INHALED NITRIC-OXIDE IN CONGENITAL HEART-DISEASE

Background. Congenital heart lesions may be complicated by pulmonary arterial smooth muscle hyperplasia, hypertrophy, and hypertension. We assessed whether inhaling low levels of nitric oxide (NO), an endothelium-derived relaxing factor, would produce selective pulmonary vasodilation in pediatric patients with congenital heart disease and pulmonary hypertension. We also compared the pulmonary vasodilator potencies of inhaled NO and oxygen in these patients. Methods and Results. In 10 sequentially presenting, spontaneously breathing patients, we determined whether inhaling 20-80 ppm by volume of NO at inspired oxygen concentrations (FIO2) of 0.21-0.3 and 0.9 would reduce the pulmonary vascular resistance index (Rp). We then compared breathing oxygen with inhaling NO. Inhaling 80 ppm NO at FIO2 0.21-0.3 reduced mean pulmonary artery pressure from 48+/-19 to 40+/-14 mm Hg and Rp from 658+/-421 to 491+/-417 dyne . sec . cm-5 . m-2 (mean+/-SD, both p<0.05). Increasing the FIO2 to 0.9 without adding NO did not reduce mean pulmonary artery pressure but reduced Rp and increased the ratio of pulmonary to systemic blood flow (Q(p)/Q(s)), primarily by increasing Q(p) (p<0.05).
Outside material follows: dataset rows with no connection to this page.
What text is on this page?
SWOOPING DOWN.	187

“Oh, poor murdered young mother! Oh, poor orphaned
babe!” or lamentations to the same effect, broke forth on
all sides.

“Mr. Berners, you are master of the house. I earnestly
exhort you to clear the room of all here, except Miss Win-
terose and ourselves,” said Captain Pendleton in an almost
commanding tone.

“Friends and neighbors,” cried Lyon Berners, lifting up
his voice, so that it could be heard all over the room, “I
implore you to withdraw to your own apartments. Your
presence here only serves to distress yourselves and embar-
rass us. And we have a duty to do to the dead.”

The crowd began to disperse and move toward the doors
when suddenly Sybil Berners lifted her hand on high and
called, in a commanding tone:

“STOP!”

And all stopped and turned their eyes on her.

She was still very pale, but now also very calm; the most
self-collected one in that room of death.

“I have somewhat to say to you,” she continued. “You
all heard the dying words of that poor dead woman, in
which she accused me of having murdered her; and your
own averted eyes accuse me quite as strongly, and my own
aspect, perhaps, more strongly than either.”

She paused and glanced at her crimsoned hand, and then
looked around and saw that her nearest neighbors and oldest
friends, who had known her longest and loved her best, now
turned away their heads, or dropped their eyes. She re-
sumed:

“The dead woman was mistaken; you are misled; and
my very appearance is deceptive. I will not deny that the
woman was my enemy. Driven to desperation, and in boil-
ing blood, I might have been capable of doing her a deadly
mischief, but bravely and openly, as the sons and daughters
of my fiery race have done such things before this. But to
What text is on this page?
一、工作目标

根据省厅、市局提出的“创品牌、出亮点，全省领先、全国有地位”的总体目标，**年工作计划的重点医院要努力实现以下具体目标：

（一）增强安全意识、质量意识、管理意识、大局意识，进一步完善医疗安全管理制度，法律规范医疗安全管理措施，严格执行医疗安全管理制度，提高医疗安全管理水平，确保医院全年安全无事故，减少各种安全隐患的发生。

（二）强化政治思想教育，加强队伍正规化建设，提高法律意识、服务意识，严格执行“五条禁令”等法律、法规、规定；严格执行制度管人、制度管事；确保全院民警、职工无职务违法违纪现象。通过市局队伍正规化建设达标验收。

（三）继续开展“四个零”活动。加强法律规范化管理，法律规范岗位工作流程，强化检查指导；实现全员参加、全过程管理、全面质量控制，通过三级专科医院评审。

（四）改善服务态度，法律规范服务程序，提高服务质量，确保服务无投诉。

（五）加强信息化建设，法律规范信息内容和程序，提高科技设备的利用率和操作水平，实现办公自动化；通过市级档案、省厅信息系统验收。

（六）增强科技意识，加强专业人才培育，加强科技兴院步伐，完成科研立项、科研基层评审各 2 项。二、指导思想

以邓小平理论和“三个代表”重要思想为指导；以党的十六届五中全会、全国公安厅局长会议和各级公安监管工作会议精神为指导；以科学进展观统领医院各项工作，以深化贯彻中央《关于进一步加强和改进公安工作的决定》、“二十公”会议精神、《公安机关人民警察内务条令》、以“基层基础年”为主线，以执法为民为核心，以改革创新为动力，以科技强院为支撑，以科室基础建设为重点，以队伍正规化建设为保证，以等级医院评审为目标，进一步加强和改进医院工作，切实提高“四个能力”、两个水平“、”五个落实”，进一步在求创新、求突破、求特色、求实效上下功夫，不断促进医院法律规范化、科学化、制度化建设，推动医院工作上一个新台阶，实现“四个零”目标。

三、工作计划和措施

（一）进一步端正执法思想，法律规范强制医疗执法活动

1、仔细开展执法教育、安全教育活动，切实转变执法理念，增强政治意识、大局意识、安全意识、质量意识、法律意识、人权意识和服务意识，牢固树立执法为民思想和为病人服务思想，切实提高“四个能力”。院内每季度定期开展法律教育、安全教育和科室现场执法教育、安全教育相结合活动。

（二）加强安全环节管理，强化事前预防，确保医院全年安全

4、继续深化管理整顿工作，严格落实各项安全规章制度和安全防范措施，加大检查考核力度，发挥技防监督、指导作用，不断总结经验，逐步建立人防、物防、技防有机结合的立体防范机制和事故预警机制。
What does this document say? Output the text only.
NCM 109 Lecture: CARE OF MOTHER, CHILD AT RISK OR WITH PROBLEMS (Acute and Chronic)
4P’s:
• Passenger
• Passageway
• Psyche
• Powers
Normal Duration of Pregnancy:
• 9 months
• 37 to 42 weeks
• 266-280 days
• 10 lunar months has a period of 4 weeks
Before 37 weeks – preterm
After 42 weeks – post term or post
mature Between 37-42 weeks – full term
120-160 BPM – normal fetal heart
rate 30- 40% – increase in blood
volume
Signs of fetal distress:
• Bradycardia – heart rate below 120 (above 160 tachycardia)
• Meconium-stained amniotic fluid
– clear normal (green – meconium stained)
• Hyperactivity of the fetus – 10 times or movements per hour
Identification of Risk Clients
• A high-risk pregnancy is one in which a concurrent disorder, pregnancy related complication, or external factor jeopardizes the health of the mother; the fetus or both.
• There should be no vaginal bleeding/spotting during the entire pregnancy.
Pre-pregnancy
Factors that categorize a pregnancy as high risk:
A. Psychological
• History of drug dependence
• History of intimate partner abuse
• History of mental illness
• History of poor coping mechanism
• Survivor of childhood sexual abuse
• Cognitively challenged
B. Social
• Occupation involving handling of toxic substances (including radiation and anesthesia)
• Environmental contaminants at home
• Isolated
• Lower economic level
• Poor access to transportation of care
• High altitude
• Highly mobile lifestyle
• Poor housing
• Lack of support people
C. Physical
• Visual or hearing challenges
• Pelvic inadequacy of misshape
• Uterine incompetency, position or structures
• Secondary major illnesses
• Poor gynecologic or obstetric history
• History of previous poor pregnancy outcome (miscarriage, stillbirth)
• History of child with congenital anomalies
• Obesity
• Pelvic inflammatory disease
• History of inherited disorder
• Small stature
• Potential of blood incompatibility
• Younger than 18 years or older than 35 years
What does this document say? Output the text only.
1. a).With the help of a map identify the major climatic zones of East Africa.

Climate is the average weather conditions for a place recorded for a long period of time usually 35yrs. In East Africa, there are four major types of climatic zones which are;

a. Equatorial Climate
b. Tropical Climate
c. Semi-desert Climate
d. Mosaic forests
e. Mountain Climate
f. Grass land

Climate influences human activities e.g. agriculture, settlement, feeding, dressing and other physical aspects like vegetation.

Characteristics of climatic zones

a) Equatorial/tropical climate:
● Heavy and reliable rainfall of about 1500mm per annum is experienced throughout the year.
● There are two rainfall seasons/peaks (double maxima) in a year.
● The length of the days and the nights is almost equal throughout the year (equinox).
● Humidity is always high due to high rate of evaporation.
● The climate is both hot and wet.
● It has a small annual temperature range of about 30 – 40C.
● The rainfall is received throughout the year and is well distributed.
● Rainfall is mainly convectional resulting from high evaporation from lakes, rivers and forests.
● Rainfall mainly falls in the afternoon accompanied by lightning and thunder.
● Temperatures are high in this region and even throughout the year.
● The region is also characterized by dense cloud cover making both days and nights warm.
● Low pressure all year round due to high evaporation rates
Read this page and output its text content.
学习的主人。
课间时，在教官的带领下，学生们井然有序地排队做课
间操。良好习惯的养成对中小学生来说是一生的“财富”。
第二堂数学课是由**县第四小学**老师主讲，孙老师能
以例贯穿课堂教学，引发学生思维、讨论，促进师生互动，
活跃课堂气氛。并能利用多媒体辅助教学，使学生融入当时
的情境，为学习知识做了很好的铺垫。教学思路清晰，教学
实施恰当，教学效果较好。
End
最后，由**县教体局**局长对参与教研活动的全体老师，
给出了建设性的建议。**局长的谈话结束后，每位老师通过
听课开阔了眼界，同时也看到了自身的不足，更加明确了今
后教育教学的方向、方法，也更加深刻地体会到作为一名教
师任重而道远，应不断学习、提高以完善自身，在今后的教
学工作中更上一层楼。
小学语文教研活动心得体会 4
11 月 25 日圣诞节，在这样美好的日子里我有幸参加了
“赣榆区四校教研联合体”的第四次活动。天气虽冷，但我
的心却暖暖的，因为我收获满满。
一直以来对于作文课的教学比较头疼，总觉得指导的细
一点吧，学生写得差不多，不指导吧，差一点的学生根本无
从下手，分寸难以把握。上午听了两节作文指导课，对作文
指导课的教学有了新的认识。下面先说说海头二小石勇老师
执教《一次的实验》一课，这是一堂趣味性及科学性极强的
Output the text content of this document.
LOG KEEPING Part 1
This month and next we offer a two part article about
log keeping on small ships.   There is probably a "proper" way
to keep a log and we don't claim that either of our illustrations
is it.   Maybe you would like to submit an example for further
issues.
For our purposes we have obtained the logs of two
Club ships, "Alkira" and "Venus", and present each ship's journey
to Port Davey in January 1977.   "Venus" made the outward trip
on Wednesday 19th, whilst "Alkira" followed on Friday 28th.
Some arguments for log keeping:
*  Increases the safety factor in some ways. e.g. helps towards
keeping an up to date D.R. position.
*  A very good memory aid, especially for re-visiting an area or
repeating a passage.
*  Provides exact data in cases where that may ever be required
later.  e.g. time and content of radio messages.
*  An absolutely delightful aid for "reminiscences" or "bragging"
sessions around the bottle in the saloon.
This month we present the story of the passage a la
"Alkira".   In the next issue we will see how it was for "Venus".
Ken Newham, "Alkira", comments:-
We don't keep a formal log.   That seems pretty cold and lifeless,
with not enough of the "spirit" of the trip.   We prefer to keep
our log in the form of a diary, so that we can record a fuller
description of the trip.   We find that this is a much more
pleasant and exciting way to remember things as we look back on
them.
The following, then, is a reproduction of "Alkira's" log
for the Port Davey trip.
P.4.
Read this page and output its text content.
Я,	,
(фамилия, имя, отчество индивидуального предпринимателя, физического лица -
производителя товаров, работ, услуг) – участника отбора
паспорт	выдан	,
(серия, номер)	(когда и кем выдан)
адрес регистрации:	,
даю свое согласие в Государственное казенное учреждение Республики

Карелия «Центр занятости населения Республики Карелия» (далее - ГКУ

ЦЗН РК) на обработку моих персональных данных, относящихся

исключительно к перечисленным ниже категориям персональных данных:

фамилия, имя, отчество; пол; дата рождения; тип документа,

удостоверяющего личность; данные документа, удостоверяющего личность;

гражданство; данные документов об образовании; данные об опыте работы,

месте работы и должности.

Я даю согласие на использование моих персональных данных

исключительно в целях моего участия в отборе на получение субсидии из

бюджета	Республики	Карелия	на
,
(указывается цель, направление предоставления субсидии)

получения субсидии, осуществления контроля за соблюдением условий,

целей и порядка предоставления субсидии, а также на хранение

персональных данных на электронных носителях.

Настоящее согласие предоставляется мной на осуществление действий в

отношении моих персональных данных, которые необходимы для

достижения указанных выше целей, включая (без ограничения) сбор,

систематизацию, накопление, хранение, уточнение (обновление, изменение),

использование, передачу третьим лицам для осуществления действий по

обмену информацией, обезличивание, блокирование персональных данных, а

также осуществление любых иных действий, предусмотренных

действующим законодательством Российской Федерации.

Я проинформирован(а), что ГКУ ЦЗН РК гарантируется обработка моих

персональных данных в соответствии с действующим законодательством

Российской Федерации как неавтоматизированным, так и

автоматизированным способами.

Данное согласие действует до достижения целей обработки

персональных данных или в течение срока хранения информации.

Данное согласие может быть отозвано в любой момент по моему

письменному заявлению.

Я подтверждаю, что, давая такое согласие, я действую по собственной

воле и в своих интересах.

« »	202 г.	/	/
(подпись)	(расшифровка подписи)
Breathing 80 ppm NO at FIO2 0.9 reduced mean pulmonary artery pressure and Rp to the lowest levels and increased Q(p) and Q(p)/Q(s) (all p<0.05). While breathing at FIO2 0.9, inhalation of 40 ppm NO reduced Rp (p<0.05); the maximum reduction of Rp occurred while breathing 80 ppm NO. Inhaling 80 ppm NO at FIO2 0.21-0.9 did not alter mean aortic pressure or systemic vascular resistance. Methemoglobin levels were unchanged by breathing up to 80 ppm NO for 30 minutes. Conclusions. Inhaled NO is a potent and selective pulmonary vasodilator in pediatric patients with congenital heart disease complicated by pulmonary artery hypertension. Inhaling low levels of NO may provide an important and safe means for evaluating the pulmonary vasodilatory capacity of patients with congenital heart disease without producing systemic vasodilation.